In the meantime, the original owners might still have possession and legal ownership rights of the property, just as they had during the foreclosure process. According to many state foreclosure laws, it is the confirmation of the sale that finally transfer ownership to the high bidder at the auction — if that has not been done in a particular case, the borrowers may still own the property for now.

Wage Garnishment Through a Deficiency Judgment After Foreclosure

Homeowners are often worried about further collection attempts after a foreclosure has been completed. After losing their homes, they worry about seeing their car repossessed, bank accounts levied, or wages garnished. But in most cases, there is little chance of a deficiency judgment or future collection attempts due to the numerous obstacles in the path of the bank.

©ghhomebuying - flickr

©ghhomebuying – flickr

The first consideration homeowners have to take into account is, does their state allow deficiency judgments after foreclosure? They should immediately look up their state foreclosure laws to find out if this is even a possibility, let alone probably. If they are not allowed, then there is no danger of garnishment. If yes, other factors will have to be met before collection efforts can resume.

Second, if the state allows a deficiency judgment, was there actually a deficiency at the sheriff sale?
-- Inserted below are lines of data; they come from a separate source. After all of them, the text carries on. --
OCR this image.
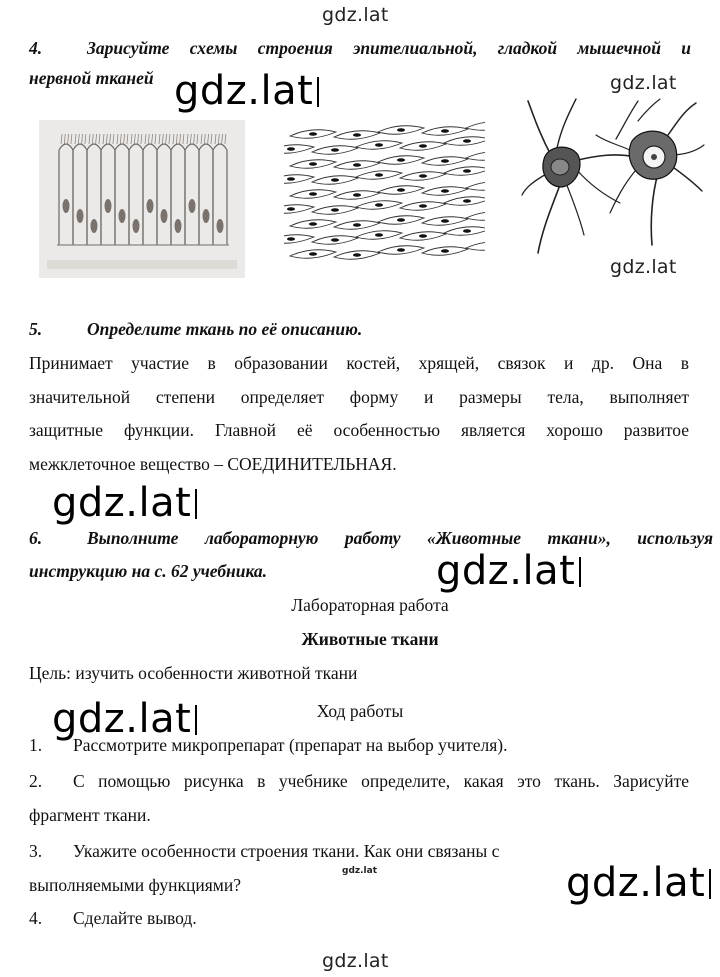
gdz.lat
gdz.lat
gdz.lat
gdz.lat
gdz.lat
4.	Зарисуйте схемы строения эпителиальной, гладкой мышечной и
нервной тканей gdz.lat
5.	Определите ткань по её описанию.
Принимает участие в образовании костей, хрящей, связок и др. Она в
значительной степени определяет форму и размеры тела, выполняет
защитные функции. Главной её особенностью является хорошо развитое
межклеточное вещество – СОЕДИНИТЕЛЬНАЯ.
gdz.lat
6.	Выполните лабораторную работу «Животные ткани», используя
инструкцию на с. 62 учебника.	gdz.lat
Лабораторная работа
Животные ткани
Цель: изучить особенности животной ткани
gdz.lat	Ход работы
1. Рассмотрите микропрепарат (препарат на выбор учителя).
2. С помощью рисунка в учебнике определите, какая это ткань. Зарисуйте
фрагмент ткани.
3. Укажите особенности строения ткани. Как они связаны с
выполняемыми функциями?	gdz.lat
4. Сделайте вывод.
A deficiency is when the house sells for less than what the borrowers owe on it. If they owe $140,000 and the property is auctioned for $130,000, there is a $10,000 deficiency. Unfortunately, due to rapidly declining home values, many foreclosure auctions end with a deficiency.
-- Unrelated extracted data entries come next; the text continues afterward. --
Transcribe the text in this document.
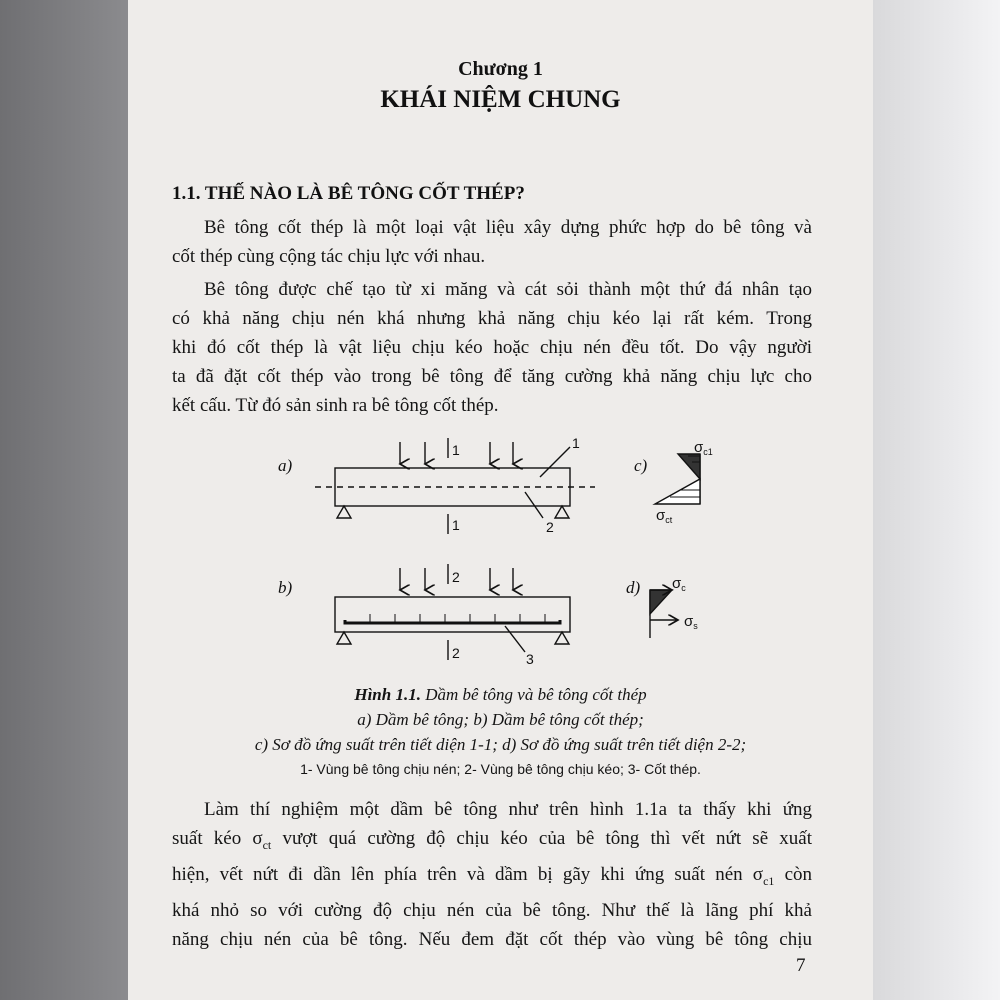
Chương 1
KHÁI NIỆM CHUNG
1.1. THẾ NÀO LÀ BÊ TÔNG CỐT THÉP?

Bê tông cốt thép là một loại vật liệu xây dựng phức hợp do bê tông và

cốt thép cùng cộng tác chịu lực với nhau.

Bê tông được chế tạo từ xi măng và cát sỏi thành một thứ đá nhân tạo

có khả năng chịu nén khá nhưng khả năng chịu kéo lại rất kém. Trong

khi đó cốt thép là vật liệu chịu kéo hoặc chịu nén đều tốt. Do vậy người

ta đã đặt cốt thép vào trong bê tông để tăng cường khả năng chịu lực cho

kết cấu. Từ đó sản sinh ra bê tông cốt thép.

a)
b)
c)
d)
1
1
2
2
1
2
3
$\sigma_{c1}$
$\sigma_{ct}$
$\sigma_c$
$\sigma_s$
Hình 1.1. Dầm bê tông và bê tông cốt thép
a) Dầm bê tông; b) Dầm bê tông cốt thép;
c) Sơ đồ ứng suất trên tiết diện 1-1; d) Sơ đồ ứng suất trên tiết diện 2-2;
1- Vùng bê tông chịu nén; 2- Vùng bê tông chịu kéo; 3- Cốt thép.

Làm thí nghiệm một dầm bê tông như trên hình 1.1a ta thấy khi ứng

suất kéo $\sigma_{ct}$ vượt quá cường độ chịu kéo của bê tông thì vết nứt sẽ xuất

hiện, vết nứt đi dần lên phía trên và dầm bị gãy khi ứng suất nén $\sigma_{c1}$ còn

khá nhỏ so với cường độ chịu nén của bê tông. Như thế là lãng phí khả

năng chịu nén của bê tông. Nếu đem đặt cốt thép vào vùng bê tông chịu

7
Third, what is the fair market value of the home? Many courts will allow a deficiency judgment only for up to the actual value of the house. Using the example in the previous paragraph, if the house auctioned for $130,000 and the homeowners owed $140,000, but the fair market value is $135,000, courts may limit the deficiency to a maximum of $5,000. That is the fair market value ($135k) minus the sales price at auction ($130k).

Fourth, if the state allows a deficiency and there is one that is above the fair market value of the home, what gives the lender the incentive to go after the judgment? Many lenders will not bother with a deficiency judgment because they know that homeowners in foreclosure are strapped for cash. It costs more in attorney fees and court costs than the lender will ever be able to recover from most borrowers, so what is their incentive to sue for a deficiency?
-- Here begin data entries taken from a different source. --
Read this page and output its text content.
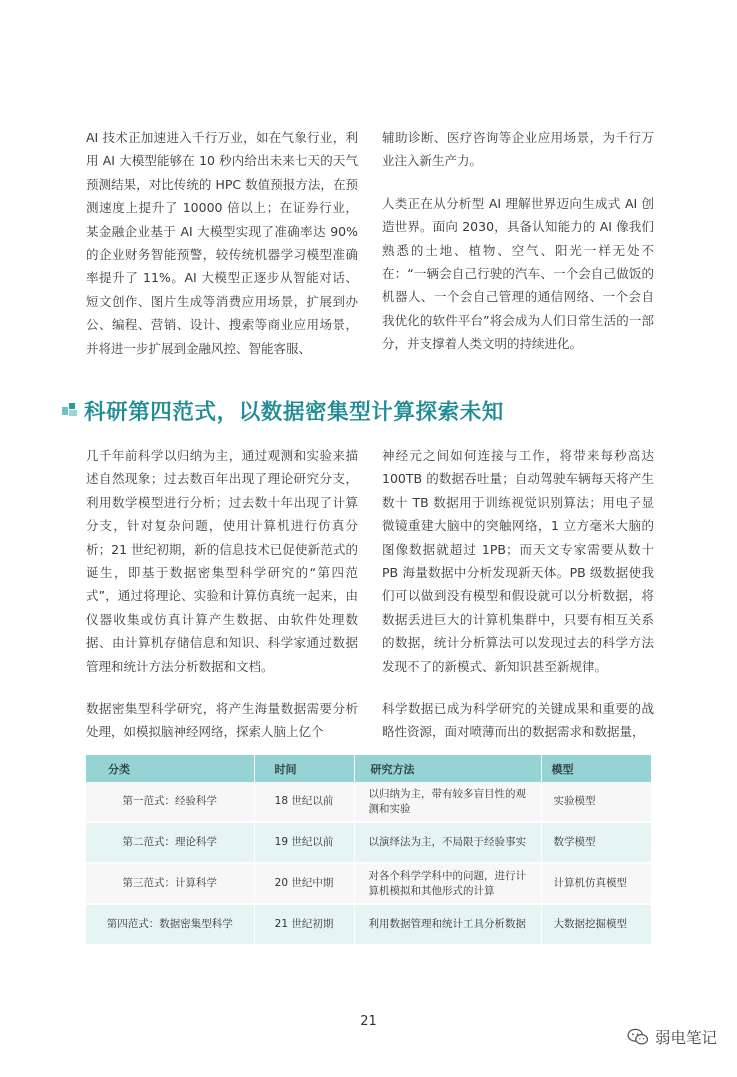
AI 技术正加速进入千行万业，如在气象行业，利用 AI 大模型能够在 10 秒内给出未来七天的天气预测结果，对比传统的 HPC 数值预报方法，在预测速度上提升了 10000 倍以上；在证券行业，某金融企业基于 AI 大模型实现了准确率达 90% 的企业财务智能预警，较传统机器学习模型准确率提升了 11%。AI 大模型正逐步从智能对话、短文创作、图片生成等消费应用场景，扩展到办公、编程、营销、设计、搜索等商业应用场景，并将进一步扩展到金融风控、智能客服、

辅助诊断、医疗咨询等企业应用场景，为千行万业注入新生产力。

人类正在从分析型 AI 理解世界迈向生成式 AI 创造世界。面向 2030，具备认知能力的 AI 像我们熟悉的土地、植物、空气、阳光一样无处不在：“一辆会自己行驶的汽车、一个会自己做饭的机器人、一个会自己管理的通信网络、一个会自我优化的软件平台”将会成为人们日常生活的一部分，并支撑着人类文明的持续进化。

科研第四范式，以数据密集型计算探索未知

几千年前科学以归纳为主，通过观测和实验来描述自然现象；过去数百年出现了理论研究分支，利用数学模型进行分析；过去数十年出现了计算分支，针对复杂问题，使用计算机进行仿真分析；21 世纪初期，新的信息技术已促使新范式的诞生，即基于数据密集型科学研究的“第四范式”，通过将理论、实验和计算仿真统一起来，由仪器收集或仿真计算产生数据、由软件处理数据、由计算机存储信息和知识、科学家通过数据管理和统计方法分析数据和文档。

数据密集型科学研究，将产生海量数据需要分析处理，如模拟脑神经网络，探索人脑上亿个

神经元之间如何连接与工作，将带来每秒高达 100TB 的数据吞吐量；自动驾驶车辆每天将产生数十 TB 数据用于训练视觉识别算法；用电子显微镜重建大脑中的突触网络，1 立方毫米大脑的图像数据就超过 1PB；而天文专家需要从数十 PB 海量数据中分析发现新天体。PB 级数据使我们可以做到没有模型和假设就可以分析数据，将数据丢进巨大的计算机集群中，只要有相互关系的数据，统计分析算法可以发现过去的科学方法发现不了的新模式、新知识甚至新规律。

科学数据已成为科学研究的关键成果和重要的战略性资源，面对喷薄而出的数据需求和数据量，

分类	时间	研究方法	模型
第一范式：经验科学	18 世纪以前	以归纳为主，带有较多盲目性的观测和实验	实验模型
第二范式：理论科学	19 世纪以前	以演绎法为主，不局限于经验事实	数学模型
第三范式：计算科学	20 世纪中期	对各个科学学科中的问题，进行计算机模拟和其他形式的计算	计算机仿真模型
第四范式：数据密集型科学	21 世纪初期	利用数据管理和统计工具分析数据	大数据挖掘模型
21
弱电笔记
The final consideration when examining the possibility of wage garnishment for a debt after foreclosure is that deficiency judgments are dischargeable in bankruptcy. If the bank gets a judgment against borrowers and tries to garnish wages, the former owners can file a Chapter 7 and have it eliminated, if they meet the other requirements for a Chapter 7 bankruptcy. So even in the worst case scenario, homeowners might be able to avoid wage garnishment.